Who Let The Street Down?

As Yet another turbulent year draws to a close, it’s time to see who quashed investors’ hopes on the street. Though the second half of the year saw share prices of a number of top companies coming back on track, some stocks still remained painfully low. B&E finds out the top value destroyers for the year among the BSE 100 constituents

55Slow demand hits all

IT giant Infosys topped the chart biggest wealth destroyers (in %). Affected by a slowdown in revenue from Western clients remained the biggest problem for the company. Between Jan 2, 2012 and December 15, 2012, it lost 15.91% of its m-cap. ONGC stood second with 15.66% reduction in its m-cap due to slow oil and natural gas discovery in the new fields and poor yield from existing assets.
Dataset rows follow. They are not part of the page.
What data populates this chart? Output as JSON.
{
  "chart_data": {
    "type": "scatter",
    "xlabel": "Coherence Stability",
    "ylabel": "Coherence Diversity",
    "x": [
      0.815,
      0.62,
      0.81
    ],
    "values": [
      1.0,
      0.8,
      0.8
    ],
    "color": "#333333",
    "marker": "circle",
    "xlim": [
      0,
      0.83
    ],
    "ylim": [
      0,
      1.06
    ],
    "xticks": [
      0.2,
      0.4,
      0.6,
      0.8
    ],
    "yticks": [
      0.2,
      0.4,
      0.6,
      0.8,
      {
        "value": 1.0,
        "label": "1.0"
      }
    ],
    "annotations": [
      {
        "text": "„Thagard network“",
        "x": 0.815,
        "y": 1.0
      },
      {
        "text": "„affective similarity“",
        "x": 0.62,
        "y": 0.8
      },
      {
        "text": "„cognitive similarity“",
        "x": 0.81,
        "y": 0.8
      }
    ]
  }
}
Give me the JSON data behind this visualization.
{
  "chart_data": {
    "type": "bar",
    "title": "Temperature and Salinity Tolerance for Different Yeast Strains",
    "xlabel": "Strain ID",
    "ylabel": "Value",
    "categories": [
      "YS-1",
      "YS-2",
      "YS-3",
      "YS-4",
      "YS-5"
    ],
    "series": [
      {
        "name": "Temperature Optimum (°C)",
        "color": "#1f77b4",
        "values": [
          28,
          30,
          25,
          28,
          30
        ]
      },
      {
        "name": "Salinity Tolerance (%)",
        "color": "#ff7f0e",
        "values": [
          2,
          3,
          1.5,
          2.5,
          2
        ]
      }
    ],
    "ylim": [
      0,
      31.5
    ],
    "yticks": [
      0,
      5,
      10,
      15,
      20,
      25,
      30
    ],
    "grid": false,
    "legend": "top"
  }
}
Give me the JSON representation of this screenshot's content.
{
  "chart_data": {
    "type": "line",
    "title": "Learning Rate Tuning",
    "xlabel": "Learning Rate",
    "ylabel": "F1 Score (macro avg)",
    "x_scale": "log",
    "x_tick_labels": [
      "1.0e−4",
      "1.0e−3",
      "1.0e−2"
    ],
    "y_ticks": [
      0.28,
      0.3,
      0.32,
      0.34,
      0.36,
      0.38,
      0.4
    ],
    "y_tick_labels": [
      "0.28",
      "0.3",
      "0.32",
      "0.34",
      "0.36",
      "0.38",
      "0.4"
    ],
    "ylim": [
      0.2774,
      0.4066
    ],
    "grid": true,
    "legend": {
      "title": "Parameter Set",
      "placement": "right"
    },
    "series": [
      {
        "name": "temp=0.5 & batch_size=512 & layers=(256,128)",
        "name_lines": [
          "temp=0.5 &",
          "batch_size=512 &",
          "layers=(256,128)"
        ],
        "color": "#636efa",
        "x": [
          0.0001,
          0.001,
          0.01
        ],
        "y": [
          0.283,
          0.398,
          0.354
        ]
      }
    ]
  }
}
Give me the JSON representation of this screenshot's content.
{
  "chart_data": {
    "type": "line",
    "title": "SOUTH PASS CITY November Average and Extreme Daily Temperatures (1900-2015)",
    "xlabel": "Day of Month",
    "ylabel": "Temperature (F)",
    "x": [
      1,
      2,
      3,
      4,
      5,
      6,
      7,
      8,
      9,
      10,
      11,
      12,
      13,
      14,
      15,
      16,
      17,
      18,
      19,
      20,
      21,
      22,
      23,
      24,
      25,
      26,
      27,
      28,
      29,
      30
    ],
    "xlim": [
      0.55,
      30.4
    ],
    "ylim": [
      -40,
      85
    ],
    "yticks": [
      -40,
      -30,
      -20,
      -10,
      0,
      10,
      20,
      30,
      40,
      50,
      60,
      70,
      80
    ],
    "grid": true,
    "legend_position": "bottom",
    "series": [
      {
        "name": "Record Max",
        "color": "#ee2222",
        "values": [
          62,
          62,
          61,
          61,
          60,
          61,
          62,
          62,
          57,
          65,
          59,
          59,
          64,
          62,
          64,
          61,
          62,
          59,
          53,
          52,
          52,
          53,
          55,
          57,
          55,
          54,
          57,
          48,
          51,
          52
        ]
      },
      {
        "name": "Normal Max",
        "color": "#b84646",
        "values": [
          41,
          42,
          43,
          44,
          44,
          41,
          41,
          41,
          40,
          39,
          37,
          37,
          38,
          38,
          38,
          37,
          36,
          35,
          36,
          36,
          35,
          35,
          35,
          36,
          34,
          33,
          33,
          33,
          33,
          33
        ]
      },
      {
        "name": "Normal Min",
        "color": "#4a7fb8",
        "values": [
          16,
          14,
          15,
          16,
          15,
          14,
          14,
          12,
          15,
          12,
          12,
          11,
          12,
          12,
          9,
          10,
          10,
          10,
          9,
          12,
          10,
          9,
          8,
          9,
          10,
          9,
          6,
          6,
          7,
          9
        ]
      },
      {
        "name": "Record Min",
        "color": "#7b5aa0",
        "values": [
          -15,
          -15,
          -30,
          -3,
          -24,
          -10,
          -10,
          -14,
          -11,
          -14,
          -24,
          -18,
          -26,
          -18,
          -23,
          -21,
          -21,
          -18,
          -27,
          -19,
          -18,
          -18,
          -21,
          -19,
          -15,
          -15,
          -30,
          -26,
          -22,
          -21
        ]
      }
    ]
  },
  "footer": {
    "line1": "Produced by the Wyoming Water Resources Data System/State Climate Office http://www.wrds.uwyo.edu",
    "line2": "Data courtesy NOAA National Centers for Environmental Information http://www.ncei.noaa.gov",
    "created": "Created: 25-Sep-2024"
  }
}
Two companies from Adani group made it to this not-to-be-proud list. Adani Enterprises suffered due to increasing international prices and a forced 7% promotor’s stake sale to meet compulsory share holding norms, while Adani Power faced issues due to low margins. GMR infrastructure suffered various bottlenecks including sectoral and its own internal issues.

54Western disturbances hit Infy

In absolute terms, Infosys and ONGC lost market capitalization to the tune of Rs.178.94 billion and Rs.106.60 billion respectively between Jan 2, 2012 and December 15, 2012. Among others Bharti Airtel saw its m-cap coming down by Rs.39.42 billion due to lower user base and less than expected average revenue per user. However, it is expected that the capex made by the company may soon bring a change in its fortune in the next financial year and a good recovery is on cards for the telecom giant. Rising non-performing assets troubled Punjab National Bank to a great extent during the year. During the given period, the bank’s market capitalisation fell by Rs.3.38 billion.

57Hopes on policy front!

A comparison of top 5 wealth destroyers with Sensex unlocks a very contrasting story. While the benchmark BSE Sensex gained 25.51% in the considered period, all these companies witnessed a substantial erosion in their market capitalization. A similarity between these companies is that all of them belong to the sectors which are in trouble currently. However, with some conclusive policy decisions coming soon one can expect these companies to move up in the coming financial year. For example, a company like Infosys is genuinely expected to be better as soon as the US and European markets come back to colour. Similarly, further disinvestment may improve ONGC’s m-cap in the coming year.

58Weak show by hulks

For the quarter ending 30th September 2012, Infosys registered a 24.24% yoy growth in its revenues while its PAT grew by 28.54%. Both these figures were significantly below the industry expectations and added strongly to the company’s poor show on Dalal street. Second in line, ONGC did not even manage to add to its profit on a year-on-year basis. Its bottomline declined a mammoth 31.77% while the revenue shrank by 9.44% yoy. Adani group faced issues which were mostly due to external factors and brought down their profits and revenues substantially. GMR Infrastructure made losses due to high interest payments and a payment tussle at Maldives airport.

59Here is the breather

Surprisingly, United Spirits, which belongs to all-in-trouble, debt-loaded UB Group, managed to deliver the most – 290.84% – to its shareholders. The company has been immensely benefited by its majority stake sale to world’s largest spirit maker, Diageo. A demand boom in consumer products helped Godrej Consumer Products to boost both its topline and bottomline. The company registered a whooping 122.90% jump in its market capitalization during the considered period. Rest three in the list of top five are all banking and finance companies. On grounds of strong demand for retail loans and high interest rates, all of them saw their financials and market capitalization soar by more than 100%.